Your going to love it I upgraded from an 18-200 f/3.5-5.6 to the 24-70 f/2.8L and the build quality, IQ, autofocus is greater than I ever imagined. Wish I knew how great good glass really is years ago.


----------



## DavidM (Nov 23, 2011)

i find the best place to buy thats not shady and is reliable is b&h


----------



## Old Shooter (Nov 24, 2011)

DavidM said:


> i find the best place to buy thats not shady and is reliable is b&h



+1 I've been dealing with them for over 20 years... Not the cheapest place you'll find; but they are very helpful, reliable, and honest...


----------



## Canon Rumors Guy (Nov 24, 2011)

pwp said:


> I went through three copies before giving up on the 24-70mmL f/2.8. Awful!
> 
> Yes, I know that very good copies exist but none came my way. I'll happily pay $2K if the new lens delivers.
> 
> ...



It's more often than not, the camera body and not the lens that's off.


----------



## Isaac (Nov 24, 2011)

Canon Rumors said:


> pwp said:
> 
> 
> > I went through three copies before giving up on the 24-70mmL f/2.8. Awful!
> ...



I agree 100%, check the camera body well before jumping to conclusions about the lens.


----------



## pwp (Nov 24, 2011)

Isaac said:


> Canon Rumors said:
> 
> 
> > pwp said:
> ...



Thank you, yes, I was aware of this. It is my enduring good fortune to live 10 minutes drive from our regional CPS where I am a Gold Member. Tests, repairs and calibrations were done on lenses & bodies ad nauseum. It was just breathtaking bad luck that my three copies of the 24-70 f/2.8 were lemons. I have to say in spite of the outcomes, Canon CPS were very good about it.
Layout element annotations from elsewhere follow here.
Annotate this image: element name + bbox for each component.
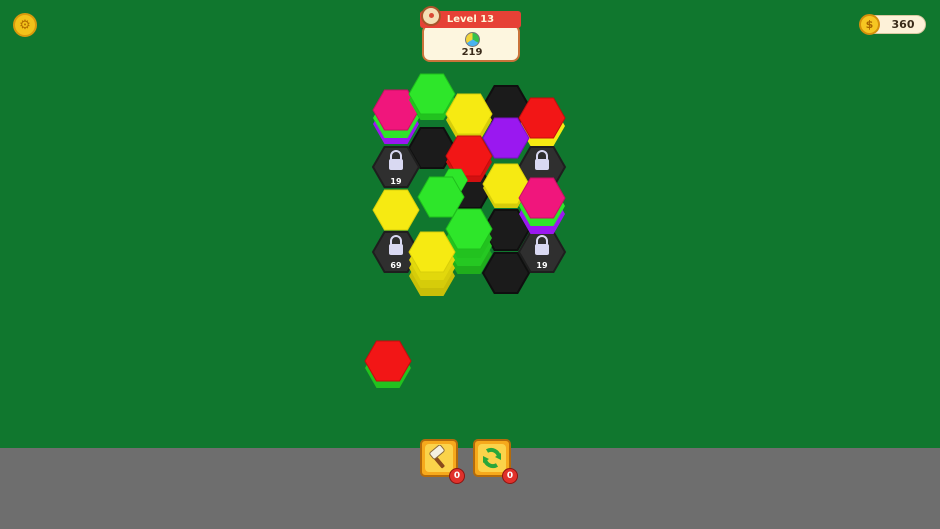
lock-count: 19	[390, 177, 402, 186]
hammer-booster-button[interactable]: 0	[420, 439, 465, 484]
target-count: 219	[461, 47, 483, 58]
booster-count-badge: 0	[449, 468, 465, 484]
lock-count: 69	[390, 261, 402, 270]
coin-icon: $	[859, 14, 880, 35]
swap-booster-button[interactable]: 0	[473, 439, 518, 484]
pending-hex-stack[interactable]	[364, 340, 412, 388]
hex-stack-yellow[interactable]	[372, 189, 420, 231]
coin-count: 360	[891, 18, 915, 31]
hex-stack-pink-purple[interactable]	[518, 177, 566, 234]
settings-gear-icon: ⚙	[19, 17, 31, 33]
locked-cell: 19	[372, 146, 420, 188]
hammer-icon	[429, 445, 445, 469]
hex-stack-yellow-tall[interactable]	[408, 231, 456, 296]
settings-button[interactable]: ⚙	[13, 13, 37, 37]
target-emblem-icon	[421, 6, 441, 26]
coin-counter: $ 360	[859, 14, 926, 35]
lock-count: 19	[536, 261, 548, 270]
booster-count-badge: 0	[502, 468, 518, 484]
target-hex-icon	[465, 32, 480, 47]
swap-arrows-icon	[483, 447, 501, 469]
hex-stack-green-tall[interactable]	[445, 208, 493, 274]
bottom-bar	[0, 448, 940, 529]
locked-cell: 19	[518, 231, 566, 273]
Typically there would be a zone of very soft focus across 20% of the frame, right in the plane that is in focus. So for example if you did the "brick wall" test with everything perfectly squared up, there would be a soft "band" through the frame. Punishing and professionally unusable. Think group shots...

My other eight Canon lenses are all perfect matches with my four current working bodies. Trust me...it was the lenses. 

Do a search or read older threads. For the fortunate few there are positive experiences, but the prevailing reality is that 24-70 f/2.8 has been an irritating disappointment to plenty of photographers. 

Paul Wright


----------



## divinephotos (Nov 28, 2011)

I live in the UK and unfortunately the prices you guys can get the 24-70mm for (from B&H) is not something we have the luxury of over here. I was kinda hoping there would be a worldwide price drop but nothing as of yet over here.

Do you guys honestly think we will see a new version of the 24-70mm?
I have the 24-105 and I think its great but I really want the DOF from the 24-70.

What do you guys think? Should I wait as I don't desperately need it right now?


----------



## Isaac (Dec 1, 2011)

Old Shooter said:


> DavidM said:
> 
> 
> > i find the best place to buy thats not shady and is reliable is b&h
> ...



100%. I buy pretty much all my stuff from B&H, their customer service and support is great. Additionally there's that great walk-away feeling after buying anything from them.


----------